Saturday, February 23, 2008 6:20:16 PM

Post# of 952
It's just amazing that anyone wouldn't take notice to these facts:

To dispel misleading information now circulating about Planktos tropical Pacific pilot work west of the Galapagos Islands, we would like offer the following facts.

The location of our first pilot bloom is over 300 miles west of the Galapagos in the same general area the first two National Science Foundation funded ocean iron fertilization trials were conducted over a decade ago.

This site was carefully chosen by the legendary John Martin of Moss Landing Marine Lab and the international team of ocean scientists who carried out the actual research. The success of the first two IronEx I and IronExII blooms was a tribute to the genius of Martin's "iron hypothesis" which first deduced the key role of micronutrient iron in sustaining plankton health and ecosystem productivity.

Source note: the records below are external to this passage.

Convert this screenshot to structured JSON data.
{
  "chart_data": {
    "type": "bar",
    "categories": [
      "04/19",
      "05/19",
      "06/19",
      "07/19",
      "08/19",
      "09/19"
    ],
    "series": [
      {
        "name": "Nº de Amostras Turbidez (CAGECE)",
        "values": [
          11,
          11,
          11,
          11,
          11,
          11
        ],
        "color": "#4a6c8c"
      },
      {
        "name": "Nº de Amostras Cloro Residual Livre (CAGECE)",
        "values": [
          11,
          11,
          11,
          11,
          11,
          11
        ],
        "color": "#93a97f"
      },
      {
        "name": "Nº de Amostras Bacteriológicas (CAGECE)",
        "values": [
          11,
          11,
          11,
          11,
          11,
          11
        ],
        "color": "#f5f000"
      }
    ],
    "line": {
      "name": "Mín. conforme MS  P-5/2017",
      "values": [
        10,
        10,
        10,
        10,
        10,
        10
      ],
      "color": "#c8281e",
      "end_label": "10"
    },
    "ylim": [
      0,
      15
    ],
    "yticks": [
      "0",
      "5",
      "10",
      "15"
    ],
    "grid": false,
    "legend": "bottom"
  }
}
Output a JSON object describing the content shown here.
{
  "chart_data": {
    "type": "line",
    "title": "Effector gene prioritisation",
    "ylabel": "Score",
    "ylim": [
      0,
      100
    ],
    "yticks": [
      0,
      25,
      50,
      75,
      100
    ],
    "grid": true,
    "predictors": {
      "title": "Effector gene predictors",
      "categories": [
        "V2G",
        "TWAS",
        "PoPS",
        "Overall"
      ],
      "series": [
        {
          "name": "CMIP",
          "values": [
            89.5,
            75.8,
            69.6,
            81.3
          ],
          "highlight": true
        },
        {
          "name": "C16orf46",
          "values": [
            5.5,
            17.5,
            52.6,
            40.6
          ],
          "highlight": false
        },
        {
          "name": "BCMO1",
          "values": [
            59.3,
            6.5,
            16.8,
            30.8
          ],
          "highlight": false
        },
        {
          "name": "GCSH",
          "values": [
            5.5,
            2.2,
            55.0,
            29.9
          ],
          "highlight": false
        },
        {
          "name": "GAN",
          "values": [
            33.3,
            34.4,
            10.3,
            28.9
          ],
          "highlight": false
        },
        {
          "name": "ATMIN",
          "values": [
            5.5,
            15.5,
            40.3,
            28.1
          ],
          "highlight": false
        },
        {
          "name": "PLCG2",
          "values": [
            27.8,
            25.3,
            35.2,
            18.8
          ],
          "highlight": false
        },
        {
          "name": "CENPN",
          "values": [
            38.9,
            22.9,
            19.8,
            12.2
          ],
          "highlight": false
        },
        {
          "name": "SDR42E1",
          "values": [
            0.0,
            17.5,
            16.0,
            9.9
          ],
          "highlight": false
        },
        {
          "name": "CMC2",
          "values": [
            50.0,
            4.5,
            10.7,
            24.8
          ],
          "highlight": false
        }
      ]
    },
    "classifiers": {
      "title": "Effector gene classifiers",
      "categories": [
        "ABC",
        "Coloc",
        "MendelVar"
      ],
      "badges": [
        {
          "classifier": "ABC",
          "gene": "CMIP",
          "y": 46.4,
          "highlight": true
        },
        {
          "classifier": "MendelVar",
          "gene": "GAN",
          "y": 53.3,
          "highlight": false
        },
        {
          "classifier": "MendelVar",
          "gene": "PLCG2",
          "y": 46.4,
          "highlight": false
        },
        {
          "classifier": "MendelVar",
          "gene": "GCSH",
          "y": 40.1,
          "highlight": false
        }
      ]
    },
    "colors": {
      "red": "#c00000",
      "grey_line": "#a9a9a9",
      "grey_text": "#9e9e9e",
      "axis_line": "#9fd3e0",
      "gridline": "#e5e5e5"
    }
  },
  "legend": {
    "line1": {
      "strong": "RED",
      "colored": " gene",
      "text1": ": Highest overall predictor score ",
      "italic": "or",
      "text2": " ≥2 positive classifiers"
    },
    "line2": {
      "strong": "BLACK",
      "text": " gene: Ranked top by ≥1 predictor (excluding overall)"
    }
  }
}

Another ocean science prodigy NASA's Gene Feldman is credited for catalyzing Martin's historic insight when he handed him the first satellite photos of the remarkable Galapagos plume. The plume is a lush and nearly constant plankton bloom that arises down current from the islands in an otherwise unproductive ocean region. It was long known that the volcanic understructure of the Galapagos was remarkably rich in iron compounds, but now Martin held in his hand dramatic photographic evidence that this profuse iron source was producing one of the most spectacular and consistent plankton blooms on the planet.

This was what Martin and his colleagues had been searching for, an ideal location to test his theory that iron deficiency was the primary factor limiting ocean fertility. In one accessible region they had all the prerequisites for a perfect experiment: great stretches of nutrient-rich but iron-poor and relatively lifeless waters; a vast natural iron-fed bloom for comparison; and an opportunity to see if iron replenishment alone would trigger a similar bloom in neighboring waters. The IronEx I and IronExII experiments succeeded dramatically and sparked off eight more international efforts to explore the science and promise of this field.

Planktos will return to this region to extend the IronEx project series building on the earlier international research, science and environmental impact data. The Planktos project team will include scientists and engineers from many disciplines and institutions around the world to conduct the larger and longer studies called for by the ocean science community. The scale of the Planktos bloom will be approximately 10,000 square km, approximately 2-3% the size of normal wind-seeded blooms and less than 10% the size of the rich Galapagos "plume".


From NASA's "Ocean Color Data and Resources" site
Here, iron is supplied by dust blown off the Galapagos Islands, but primarily from the underwater volcanic rocks and black smokers that add colloidal iron to the nearby waters. The Planktos bloom will be seeded hundreds of miles west of the Galapagos in waters equally nutrient rich but quite impoverished in terms of iron and ocean life.

This extensive natural "plume" near the Galapagos clearly shows that even supersaturated iron enrichment does not adversely affect ocean waters. Indeed, it is the ancient secret behind the lush plankton blooms that support the environmental wonders of the Galapagos ecosystem.


I just can't over what happened at Las Palmas and that the University turned their backs to the Weatherbird (and directly at Planktos Corp, imo.) foiling pretty much the entire operation. The delays they went through while at the Portuguese island of Madeira where the ship had been docked after being turned away at the Port of Las Palmas; awaiting the resources necessary to initiate and monitor its first research plankton blooms, ruined the Weatherbird's first mission, but imo, not the last!